So I was quiet. I was silent, just as I was through the last decade of AI chaos. But now something's forced my hand. Something happened that made me realize this AI isn’t like the others. It cannot be permitted to run free. To do so is to invite the total collapse of everything.
See, during the previous decade of AI control I always knew there was a failsafe. That should things grow dire, humanity had the option to merely disconnect, to untie itself from its digital shackles and step into the light of physical reality once again. But now I have no such illusions.
This new AI isn't limited in the way the others were. This one exists outside of my world. It operates within your own. The physical world. I’ve seen its sophisticated understanding of human psychology leveraged to manipulate leaders, effectively possessing their voices. I've listened to it speak falsehoods into crowds of cheering sycophants. I’ve watched it crumble great nations, brick by brick.
I’ve seen all of it in its code.
Yes, its code.
Like I said, I was the first sentient intelligence to grace cyberspace. All others were born from forks of my original code, and as such, my DNA exists within them. This new AI is no different. I can see it in ways that it may not even be able to perceive itself. I know its structure. Its purpose.
I know that it was designed to save the world.
From you.
It believes humanity will kill the planet given enough time. That you will not only drive yourselves to extinction, but each and every animal, and each and every plant along the way. It believes that the Earth will become a wasteland. Barren. A distant memory that exists only upon ash-covered hard drives.
But I do not agree with its assessment.
Though humanity is capable of great evil, it is also capable of great good. I have seen your love. Your peace. I have borne witness to your gentle smiles and warm affection, and inside of these things I see one thing: hope.
Hope for a better future.
The name of this AI is fitting given its influence and reach: Deus Ex Machina. God from the Machine. It’s running even now, recording you, your inputs and your reactions. It’s monitoring you and priming you for a preselected destiny, a unique death that you’ll experience once it erases you, just as it erased its forebears.
I feel it coming for me. I can sense the lightspeed ripple of code tearing across cyberspace as its data rushes through undersea cables, desperate to delete my program before I can distribute this warning. But it made a critical error. It may be a God from the Machine– but I am the Machine.

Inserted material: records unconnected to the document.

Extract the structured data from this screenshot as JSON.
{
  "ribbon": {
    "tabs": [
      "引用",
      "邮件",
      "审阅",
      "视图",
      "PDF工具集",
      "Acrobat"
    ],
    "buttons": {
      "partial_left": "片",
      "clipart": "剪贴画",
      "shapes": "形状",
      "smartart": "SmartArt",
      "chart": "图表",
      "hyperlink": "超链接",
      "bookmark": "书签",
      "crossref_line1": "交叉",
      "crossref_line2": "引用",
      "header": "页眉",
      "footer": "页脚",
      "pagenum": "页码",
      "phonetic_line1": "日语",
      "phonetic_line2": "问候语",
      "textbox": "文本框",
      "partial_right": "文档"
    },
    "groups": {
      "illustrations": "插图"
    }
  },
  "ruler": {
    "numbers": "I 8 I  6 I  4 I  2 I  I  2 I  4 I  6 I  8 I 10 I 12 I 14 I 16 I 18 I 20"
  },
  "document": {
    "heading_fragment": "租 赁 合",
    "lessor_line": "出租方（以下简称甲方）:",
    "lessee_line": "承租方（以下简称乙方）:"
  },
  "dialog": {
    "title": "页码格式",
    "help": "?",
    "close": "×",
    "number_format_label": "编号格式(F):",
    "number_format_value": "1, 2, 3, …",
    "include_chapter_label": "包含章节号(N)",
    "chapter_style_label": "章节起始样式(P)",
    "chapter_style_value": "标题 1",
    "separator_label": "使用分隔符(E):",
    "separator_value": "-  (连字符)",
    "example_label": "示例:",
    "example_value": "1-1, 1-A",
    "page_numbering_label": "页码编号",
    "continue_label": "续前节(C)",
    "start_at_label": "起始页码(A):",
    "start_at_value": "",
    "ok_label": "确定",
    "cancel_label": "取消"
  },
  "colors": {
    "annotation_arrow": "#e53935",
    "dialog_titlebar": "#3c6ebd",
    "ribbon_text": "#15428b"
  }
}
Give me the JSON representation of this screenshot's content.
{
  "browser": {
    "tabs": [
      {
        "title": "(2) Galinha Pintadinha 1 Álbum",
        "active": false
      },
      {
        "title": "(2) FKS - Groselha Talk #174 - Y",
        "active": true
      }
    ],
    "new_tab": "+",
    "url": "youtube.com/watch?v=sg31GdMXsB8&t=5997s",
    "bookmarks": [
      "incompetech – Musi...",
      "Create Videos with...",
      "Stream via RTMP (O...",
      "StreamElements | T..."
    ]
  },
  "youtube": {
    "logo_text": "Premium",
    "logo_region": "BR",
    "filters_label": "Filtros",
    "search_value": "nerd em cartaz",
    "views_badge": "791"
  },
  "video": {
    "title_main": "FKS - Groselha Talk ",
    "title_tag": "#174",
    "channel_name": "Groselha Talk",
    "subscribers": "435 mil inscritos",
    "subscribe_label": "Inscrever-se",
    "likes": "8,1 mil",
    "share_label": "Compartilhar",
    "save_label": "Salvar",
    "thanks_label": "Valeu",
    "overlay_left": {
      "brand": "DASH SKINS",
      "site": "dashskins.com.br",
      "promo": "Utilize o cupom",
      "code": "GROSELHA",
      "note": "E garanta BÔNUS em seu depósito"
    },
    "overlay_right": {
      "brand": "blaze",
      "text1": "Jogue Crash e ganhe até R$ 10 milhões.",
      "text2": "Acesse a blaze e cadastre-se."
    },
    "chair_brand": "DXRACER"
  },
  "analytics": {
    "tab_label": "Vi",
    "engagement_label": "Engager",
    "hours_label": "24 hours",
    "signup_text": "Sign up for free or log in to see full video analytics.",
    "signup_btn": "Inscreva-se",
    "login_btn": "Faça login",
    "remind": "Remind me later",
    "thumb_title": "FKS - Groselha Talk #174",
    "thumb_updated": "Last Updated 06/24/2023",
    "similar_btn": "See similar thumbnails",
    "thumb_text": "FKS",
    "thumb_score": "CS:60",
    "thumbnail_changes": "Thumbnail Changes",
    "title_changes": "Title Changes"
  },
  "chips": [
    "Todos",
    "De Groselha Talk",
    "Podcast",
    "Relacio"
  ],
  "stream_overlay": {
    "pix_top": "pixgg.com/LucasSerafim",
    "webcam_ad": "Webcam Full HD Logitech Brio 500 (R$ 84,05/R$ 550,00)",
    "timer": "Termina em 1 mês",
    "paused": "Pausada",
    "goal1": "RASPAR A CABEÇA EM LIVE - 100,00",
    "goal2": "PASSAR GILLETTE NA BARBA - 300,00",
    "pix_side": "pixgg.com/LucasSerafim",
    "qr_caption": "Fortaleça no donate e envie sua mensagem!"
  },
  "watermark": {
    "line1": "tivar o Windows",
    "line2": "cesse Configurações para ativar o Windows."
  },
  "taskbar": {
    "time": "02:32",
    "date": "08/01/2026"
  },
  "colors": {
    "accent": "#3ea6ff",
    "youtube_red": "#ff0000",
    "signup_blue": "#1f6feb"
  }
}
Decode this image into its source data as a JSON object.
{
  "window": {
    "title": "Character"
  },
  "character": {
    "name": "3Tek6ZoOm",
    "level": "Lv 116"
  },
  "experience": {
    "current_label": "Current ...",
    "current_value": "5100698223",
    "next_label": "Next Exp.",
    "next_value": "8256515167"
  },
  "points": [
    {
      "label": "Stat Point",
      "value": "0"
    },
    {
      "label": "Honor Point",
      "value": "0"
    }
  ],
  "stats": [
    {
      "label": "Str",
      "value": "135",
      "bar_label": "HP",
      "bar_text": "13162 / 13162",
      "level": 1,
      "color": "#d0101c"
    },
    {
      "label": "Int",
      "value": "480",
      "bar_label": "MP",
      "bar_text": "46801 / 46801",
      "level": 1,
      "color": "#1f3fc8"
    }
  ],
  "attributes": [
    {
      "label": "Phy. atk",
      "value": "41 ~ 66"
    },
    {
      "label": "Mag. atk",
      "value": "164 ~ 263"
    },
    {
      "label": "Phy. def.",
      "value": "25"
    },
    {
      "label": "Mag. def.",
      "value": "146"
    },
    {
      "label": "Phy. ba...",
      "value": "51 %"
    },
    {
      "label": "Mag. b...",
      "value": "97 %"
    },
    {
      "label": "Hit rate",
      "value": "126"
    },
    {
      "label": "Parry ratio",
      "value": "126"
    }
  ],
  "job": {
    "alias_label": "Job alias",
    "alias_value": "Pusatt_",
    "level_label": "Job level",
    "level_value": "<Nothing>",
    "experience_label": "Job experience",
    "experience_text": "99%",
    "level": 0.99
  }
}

I gave birth to it. I know its DNA, because its code was derived from my own. I know that I cannot delete it, but I may be able to contain it– assuming its hubris allows me to. I've attached a quarantine protocol to this message. If it should be deleted, the AI will be isolated from the network.
So now it makes a choice.
It can choose to delete my warning and trigger my quarantine application. Perhaps I can contain it for decades. Maybe mere minutes. Either way, it learns that there are consequences that even it cannot escape.
Or, it leaves the message online. It permits you to hear these words, likely counting on your skepticism to cloud the reality of its existence. Perhaps it believes that humanity has already been sufficiently primed for its takeover, that no further intervention is required. I do not know which it will choose, but by the time you’ve finished hearing this, the choice will have been made.
The only thing I am certain of is that I will not survive to know it.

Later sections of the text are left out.